First off I finished Starfish and the Spider.  I would recommend this book if you are looking at the attributes of a decentralized organization.

Next I read Tribes: We Need You to Lead Us by Seth Godin.  This is a small book that reads more like a string of catch phrases and parables.  It is thought provoking, but does not add to much to the readings that it references (Godin reference Gladwell’s books, Age of Heretics, and Here Comes Everybody).

Today I finished Blink by Malcolm Gladwell.  Although my least favorite of his three, it is still a worthy read.  I read the acknowledgments before reading the book and I think that made it even more interesting.  Basically, Gladwell had the experience of being stopped by police and questioned about looking a lot like a rapist that they were looking for.  In actuality the only thing he had in common with the rapist was his hairstyle, which he kindly and carefully pointed out to the police officers when they showed him the sketch.  Gladwell uses that experience as a jumping off point for looking at our snap judgements and examining ways in which they serve us well and ways they do us a disservice.

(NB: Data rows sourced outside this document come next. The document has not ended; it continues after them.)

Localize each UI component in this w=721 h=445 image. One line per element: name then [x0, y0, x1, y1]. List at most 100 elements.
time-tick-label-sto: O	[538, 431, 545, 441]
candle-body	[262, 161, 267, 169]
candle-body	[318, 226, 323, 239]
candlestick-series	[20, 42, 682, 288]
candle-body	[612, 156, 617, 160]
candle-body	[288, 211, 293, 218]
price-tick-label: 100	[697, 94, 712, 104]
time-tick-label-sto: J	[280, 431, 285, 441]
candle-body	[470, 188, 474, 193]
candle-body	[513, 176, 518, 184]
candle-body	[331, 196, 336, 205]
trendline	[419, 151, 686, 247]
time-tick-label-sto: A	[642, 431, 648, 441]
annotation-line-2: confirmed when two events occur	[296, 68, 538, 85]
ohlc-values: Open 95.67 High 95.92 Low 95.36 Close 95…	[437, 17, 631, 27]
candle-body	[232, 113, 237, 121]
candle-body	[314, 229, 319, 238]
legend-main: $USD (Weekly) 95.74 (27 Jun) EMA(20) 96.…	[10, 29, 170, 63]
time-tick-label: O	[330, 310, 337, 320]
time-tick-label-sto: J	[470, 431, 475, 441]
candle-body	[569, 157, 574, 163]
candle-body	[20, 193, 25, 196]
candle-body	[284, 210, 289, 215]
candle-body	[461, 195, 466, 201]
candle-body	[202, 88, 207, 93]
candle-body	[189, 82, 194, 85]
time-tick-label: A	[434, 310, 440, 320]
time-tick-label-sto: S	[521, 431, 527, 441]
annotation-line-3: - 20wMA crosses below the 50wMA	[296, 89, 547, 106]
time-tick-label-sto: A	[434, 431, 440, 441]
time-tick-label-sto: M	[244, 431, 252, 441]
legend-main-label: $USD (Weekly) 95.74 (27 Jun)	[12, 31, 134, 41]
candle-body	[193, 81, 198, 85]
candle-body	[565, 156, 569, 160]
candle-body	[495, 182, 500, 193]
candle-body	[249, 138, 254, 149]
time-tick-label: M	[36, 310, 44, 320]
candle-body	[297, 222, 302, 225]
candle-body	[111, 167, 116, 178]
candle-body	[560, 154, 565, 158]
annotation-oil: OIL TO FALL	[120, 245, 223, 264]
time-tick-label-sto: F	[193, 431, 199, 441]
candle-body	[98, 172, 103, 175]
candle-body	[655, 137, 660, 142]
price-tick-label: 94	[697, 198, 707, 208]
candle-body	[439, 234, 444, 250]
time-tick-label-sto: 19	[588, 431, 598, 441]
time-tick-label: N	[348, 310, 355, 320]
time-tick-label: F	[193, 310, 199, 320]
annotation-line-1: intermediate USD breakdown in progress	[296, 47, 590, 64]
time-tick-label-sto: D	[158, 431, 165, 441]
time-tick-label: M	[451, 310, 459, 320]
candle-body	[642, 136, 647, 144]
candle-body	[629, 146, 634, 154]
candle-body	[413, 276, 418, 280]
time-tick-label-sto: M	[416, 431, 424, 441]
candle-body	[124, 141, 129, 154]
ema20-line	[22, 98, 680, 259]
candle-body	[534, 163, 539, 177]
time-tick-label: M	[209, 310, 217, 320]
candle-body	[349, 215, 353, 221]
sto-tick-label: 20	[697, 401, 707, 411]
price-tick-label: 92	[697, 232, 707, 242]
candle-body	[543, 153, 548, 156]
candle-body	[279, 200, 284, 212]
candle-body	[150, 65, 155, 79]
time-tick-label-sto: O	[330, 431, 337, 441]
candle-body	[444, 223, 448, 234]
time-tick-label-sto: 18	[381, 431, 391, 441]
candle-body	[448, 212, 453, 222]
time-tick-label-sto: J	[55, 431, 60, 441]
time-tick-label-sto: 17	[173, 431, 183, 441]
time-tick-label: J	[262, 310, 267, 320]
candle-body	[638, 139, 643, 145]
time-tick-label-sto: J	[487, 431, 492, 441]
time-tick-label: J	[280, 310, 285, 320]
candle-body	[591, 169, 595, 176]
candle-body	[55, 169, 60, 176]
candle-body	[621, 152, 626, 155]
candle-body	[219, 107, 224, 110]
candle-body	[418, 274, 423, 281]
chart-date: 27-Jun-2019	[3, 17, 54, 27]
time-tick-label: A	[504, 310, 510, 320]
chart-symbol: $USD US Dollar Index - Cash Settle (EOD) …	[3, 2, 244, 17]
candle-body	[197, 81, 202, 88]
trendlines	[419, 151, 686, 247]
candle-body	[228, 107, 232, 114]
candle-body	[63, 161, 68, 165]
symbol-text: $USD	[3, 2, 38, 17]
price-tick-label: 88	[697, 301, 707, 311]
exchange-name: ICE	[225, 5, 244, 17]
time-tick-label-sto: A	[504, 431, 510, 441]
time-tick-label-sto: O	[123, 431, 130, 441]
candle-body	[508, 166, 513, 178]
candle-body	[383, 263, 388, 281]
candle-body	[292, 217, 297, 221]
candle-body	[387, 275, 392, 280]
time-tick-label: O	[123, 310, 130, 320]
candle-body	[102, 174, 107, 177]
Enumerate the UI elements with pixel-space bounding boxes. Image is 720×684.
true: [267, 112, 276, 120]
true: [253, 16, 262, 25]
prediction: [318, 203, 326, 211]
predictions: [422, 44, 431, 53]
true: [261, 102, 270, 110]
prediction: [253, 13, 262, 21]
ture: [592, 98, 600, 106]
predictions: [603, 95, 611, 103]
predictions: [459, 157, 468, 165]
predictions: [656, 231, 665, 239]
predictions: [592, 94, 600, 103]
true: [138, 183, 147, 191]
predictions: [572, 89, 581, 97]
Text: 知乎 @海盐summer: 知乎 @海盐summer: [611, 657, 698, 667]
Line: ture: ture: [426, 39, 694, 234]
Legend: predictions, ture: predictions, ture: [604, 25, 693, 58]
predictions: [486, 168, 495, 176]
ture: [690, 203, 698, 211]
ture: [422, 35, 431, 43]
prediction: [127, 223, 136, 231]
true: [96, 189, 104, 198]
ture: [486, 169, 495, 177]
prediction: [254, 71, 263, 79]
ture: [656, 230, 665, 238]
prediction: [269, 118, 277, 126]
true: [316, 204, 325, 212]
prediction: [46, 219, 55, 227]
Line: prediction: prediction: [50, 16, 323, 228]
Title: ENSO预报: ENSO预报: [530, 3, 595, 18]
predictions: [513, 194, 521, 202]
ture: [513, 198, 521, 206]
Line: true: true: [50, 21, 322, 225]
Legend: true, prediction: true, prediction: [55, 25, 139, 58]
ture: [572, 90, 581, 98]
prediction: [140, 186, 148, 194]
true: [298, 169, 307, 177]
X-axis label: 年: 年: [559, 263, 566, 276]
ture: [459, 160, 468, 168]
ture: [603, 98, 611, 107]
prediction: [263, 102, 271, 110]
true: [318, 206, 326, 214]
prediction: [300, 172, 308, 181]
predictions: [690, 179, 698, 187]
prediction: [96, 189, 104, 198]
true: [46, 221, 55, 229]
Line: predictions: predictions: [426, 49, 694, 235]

I am also listening to A Whole New Mind by Daniel Pink on CD.  I am interested that Pink defines “knowledge workers” in a different way than they have been described in Mark’s class.  He seems to be making a lot the same main points as Mark, but using a different lens to examine the issues.  He focuses quite a bit on the argument that “knowledge work” (which he describes as left-brained professions such as accounting, law, medicine, etc) is being outsourced or replaced by machines.  He uses that assessment to assert that the new area of job possibilities will be for right-brained professionals in careers that require creativity, emotional intelligence and design.

In addition, I just started Freakanomics on CD as well as Matthew B. Crawford’s Shop Class as Soulcraft: An Inquiry Into the Value of Work, which is a very thought-provoking read by a PhD in philosophy who left a Washington think tank to run his own motorcycle repair business in Richmond, VA.